En el marco del día del abogado, el CeJuMe llevó adelante un espacio de reflexión e intercambio sobre el aporte de la mediación a la práctica profesional, con la participación de letrados de distintas localidades de Misiones y del país.
El coloquio comenzó con la exposición del director del CeJuMe, Dr. José Luis Montoto, quien realizó un recorrido por la historia del Centro y destacó la importancia y las funciones de los abogados en los procesos de mediación. También abordó los distintos ámbitos en los que puede utilizarse esta instancia, además de los conflictos civiles y familiares más habituales, como restitución de niños, niñas y adolescentes, situaciones de adolescentes en conflicto con la ley penal, audiencias de conciliación y causas contravencionales, entre otros.
Participaron también las secretarias del CeJuMe, Dra. Daiana Gisel Braun y Dra. Laura Inés Garabito, y Vanina Ayelen Caballero, quien ofició de moderadora.
La experiencia de los abogados: otra mirada sobre el conflicto
Luego de la introducción al coloquio, las abogadas invitadas Dra.

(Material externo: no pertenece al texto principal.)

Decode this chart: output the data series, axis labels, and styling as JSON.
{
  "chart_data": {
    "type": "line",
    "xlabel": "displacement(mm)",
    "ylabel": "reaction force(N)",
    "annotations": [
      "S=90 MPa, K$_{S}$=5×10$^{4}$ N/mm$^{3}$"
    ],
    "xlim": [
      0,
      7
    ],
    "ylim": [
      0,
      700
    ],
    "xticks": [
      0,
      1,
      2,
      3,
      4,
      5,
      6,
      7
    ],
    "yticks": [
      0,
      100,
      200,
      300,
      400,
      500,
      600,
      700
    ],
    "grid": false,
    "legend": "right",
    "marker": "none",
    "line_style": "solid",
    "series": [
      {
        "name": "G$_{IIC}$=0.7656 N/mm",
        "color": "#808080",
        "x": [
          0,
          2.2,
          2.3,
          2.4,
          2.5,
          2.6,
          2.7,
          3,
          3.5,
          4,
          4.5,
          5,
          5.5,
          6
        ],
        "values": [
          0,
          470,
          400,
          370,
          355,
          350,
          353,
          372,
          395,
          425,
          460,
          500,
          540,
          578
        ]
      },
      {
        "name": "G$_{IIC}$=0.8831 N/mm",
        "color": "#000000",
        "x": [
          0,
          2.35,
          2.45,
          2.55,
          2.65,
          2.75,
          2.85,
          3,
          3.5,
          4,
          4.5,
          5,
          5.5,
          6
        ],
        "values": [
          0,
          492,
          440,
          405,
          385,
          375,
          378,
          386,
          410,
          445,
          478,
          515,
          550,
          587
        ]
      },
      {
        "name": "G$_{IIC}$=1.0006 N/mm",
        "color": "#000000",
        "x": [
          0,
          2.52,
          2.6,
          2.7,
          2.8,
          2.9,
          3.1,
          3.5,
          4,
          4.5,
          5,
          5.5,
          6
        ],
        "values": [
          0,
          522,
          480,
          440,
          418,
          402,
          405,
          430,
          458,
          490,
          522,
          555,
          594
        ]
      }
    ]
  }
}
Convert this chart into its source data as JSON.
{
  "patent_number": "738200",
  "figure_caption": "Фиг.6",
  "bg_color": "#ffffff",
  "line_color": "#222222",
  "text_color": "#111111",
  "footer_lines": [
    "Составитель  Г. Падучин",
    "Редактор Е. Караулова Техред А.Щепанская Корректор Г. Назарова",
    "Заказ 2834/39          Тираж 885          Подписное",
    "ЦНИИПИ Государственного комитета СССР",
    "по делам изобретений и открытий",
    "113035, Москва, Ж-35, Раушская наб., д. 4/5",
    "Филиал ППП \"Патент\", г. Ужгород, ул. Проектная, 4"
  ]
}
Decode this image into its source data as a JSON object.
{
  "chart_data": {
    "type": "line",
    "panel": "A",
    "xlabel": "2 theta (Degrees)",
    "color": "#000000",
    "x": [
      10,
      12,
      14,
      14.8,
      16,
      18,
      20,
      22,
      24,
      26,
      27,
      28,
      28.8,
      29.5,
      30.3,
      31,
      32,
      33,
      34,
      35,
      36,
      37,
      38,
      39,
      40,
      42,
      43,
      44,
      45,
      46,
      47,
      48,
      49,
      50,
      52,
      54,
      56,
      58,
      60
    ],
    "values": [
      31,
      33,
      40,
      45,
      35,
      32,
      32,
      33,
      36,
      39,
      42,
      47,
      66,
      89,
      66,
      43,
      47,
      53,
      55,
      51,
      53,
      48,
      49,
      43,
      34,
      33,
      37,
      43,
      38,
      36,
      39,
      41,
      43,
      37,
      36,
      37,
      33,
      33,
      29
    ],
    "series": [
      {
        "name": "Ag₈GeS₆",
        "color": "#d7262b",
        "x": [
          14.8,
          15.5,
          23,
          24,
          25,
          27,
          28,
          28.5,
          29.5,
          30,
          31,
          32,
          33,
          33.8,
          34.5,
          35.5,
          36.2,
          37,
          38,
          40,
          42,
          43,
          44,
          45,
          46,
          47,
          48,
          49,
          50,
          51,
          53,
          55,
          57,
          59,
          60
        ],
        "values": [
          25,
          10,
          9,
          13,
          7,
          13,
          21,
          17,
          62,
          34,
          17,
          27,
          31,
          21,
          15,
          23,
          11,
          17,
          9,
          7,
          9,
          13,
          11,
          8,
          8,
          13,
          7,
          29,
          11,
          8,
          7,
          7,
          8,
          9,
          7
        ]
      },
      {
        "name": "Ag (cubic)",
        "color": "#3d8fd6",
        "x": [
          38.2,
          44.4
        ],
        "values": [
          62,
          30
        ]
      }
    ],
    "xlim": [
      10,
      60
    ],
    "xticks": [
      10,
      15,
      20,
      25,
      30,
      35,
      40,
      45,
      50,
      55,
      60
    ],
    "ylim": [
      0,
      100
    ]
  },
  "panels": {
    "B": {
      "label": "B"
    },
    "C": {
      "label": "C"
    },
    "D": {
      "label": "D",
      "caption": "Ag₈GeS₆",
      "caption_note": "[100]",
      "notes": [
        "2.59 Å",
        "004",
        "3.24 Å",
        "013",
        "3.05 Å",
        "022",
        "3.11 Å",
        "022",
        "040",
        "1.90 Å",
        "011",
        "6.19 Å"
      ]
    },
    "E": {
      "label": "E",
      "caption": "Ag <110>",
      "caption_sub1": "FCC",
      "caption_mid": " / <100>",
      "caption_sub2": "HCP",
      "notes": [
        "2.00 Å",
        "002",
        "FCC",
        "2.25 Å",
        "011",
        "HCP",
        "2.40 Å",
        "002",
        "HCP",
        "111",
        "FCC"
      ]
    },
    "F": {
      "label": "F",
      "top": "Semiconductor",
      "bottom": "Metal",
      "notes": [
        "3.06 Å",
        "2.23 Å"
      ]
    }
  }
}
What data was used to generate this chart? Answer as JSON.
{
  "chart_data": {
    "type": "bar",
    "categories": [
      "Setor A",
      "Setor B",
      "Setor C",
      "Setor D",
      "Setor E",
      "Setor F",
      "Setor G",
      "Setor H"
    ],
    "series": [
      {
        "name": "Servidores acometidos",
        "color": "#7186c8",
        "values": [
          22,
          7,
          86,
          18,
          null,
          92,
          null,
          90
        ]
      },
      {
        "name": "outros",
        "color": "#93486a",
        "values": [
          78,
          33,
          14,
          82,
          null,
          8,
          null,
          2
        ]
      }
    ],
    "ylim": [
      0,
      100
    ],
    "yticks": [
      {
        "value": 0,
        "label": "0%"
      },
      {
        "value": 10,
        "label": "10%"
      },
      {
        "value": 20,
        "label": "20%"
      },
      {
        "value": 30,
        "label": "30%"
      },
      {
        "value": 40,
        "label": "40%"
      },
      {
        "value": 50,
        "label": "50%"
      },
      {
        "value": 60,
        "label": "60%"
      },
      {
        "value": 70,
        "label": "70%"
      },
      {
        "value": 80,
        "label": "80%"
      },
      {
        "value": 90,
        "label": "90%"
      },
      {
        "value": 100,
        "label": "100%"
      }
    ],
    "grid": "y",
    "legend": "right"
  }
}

Evelin Dutra, de Leandro N. Alem; Dra. Sandra Pereyra, de Apóstoles; y Dra. Myriam Adriana Gauvry, de Posadas, compartieron sus experiencias en mediación y reflexionaron sobre los cambios que esta práctica produjo en su manera de comprender y abordar los conflictos.
La Dra. Dutra destacó el valor de la participación y de la escucha activa entre las partes y expresó: “La mediación cambió mi mirada con respecto al conflicto: antes lo veía como que una parte ganaba y otra perdía y ahora veo el conflicto en términos de satisfacción de necesidades de las partes”.
En la misma línea, la Dra. Pereyra hizo hincapié en la importancia de escuchar al cliente desde la primera entrevista y poder identificar sus verdaderas necesidades antes de definir una estrategia. Explicó que muchas veces las personas llegan al estudio con una posición tomada - “quiero hacerle juicio y sacarle todo”-, luego de un conflicto que comenzó con una discusión y fue escalando. “Nosotros como abogados tenemos que intentar identificar lo que el cliente necesita, que muchas veces es diferente a lo que el cliente dice que quiere”, sostuvo.
La Dra. Pereyra también destacó entre los principales beneficios de la mediación la reducción de los tiempos respecto de la vía judicial, el menor desgaste que implica para las partes y los profesionales y la satisfacción que genera en los clientes alcanzar acuerdos que efectivamente pueden cumplirse. Según explicó, esto último también puede favorecer una mejora en el vínculo entre las partes.
Por su parte, la Dra. Myriam Gauvry compartió su experiencia en las primeras mediaciones penales juveniles realizadas en la provincia y destacó la posibilidad de abordar las causas de fondo de los conflictos y generar, junto con las personas involucradas, alternativas que permitan transformar esas situaciones. En este sentido, recordó el fuerte componente humano de estos encuentros y relató que las partes terminaban abrazadas luego de haber podido escucharse y comprenderse mutuamente.
Durante su intervención, la Dra. Gauvry también se refirió a una de las preocupaciones que puede generar reticencia entre algunos abogados a participar en procesos de mediación: el temor respecto del cobro de honorarios. En este sentido, aclaró que la participación en mediación no implica perder el derecho al cobro de los honorarios, ya que se trata de una cuestión que puede acordarse previamente con el cliente, abordarse durante la mediación o solicitarse su determinación judicial, según corresponda.
Un espacio para el intercambio entre colegas
A lo largo del encuentro se respondieron las preguntas y consultas que los participantes realizaron a través del chat, generando un intercambio que permitió abordar distintas inquietudes vinculadas con la práctica profesional.
Al finalizar, algunos profesionales compartieron sus propias experiencias con la mediación. Una de las reflexiones expresadas durante el intercambio sintetizó el espíritu de la jornada: “Cuando entramos a una mediación no salimos siendo los mismos, y cada vez somos más los que creemos en una cultura de paz”.
El encuentro permitió así poner en común distintas experiencias profesionales y mostrar cómo la mediación puede incorporarse al ejercicio de la abogacía, ofreciendo nuevas perspectivas para comprender los conflictos, acompañar a los clientes y construir respuestas diferentes a la vía judicial.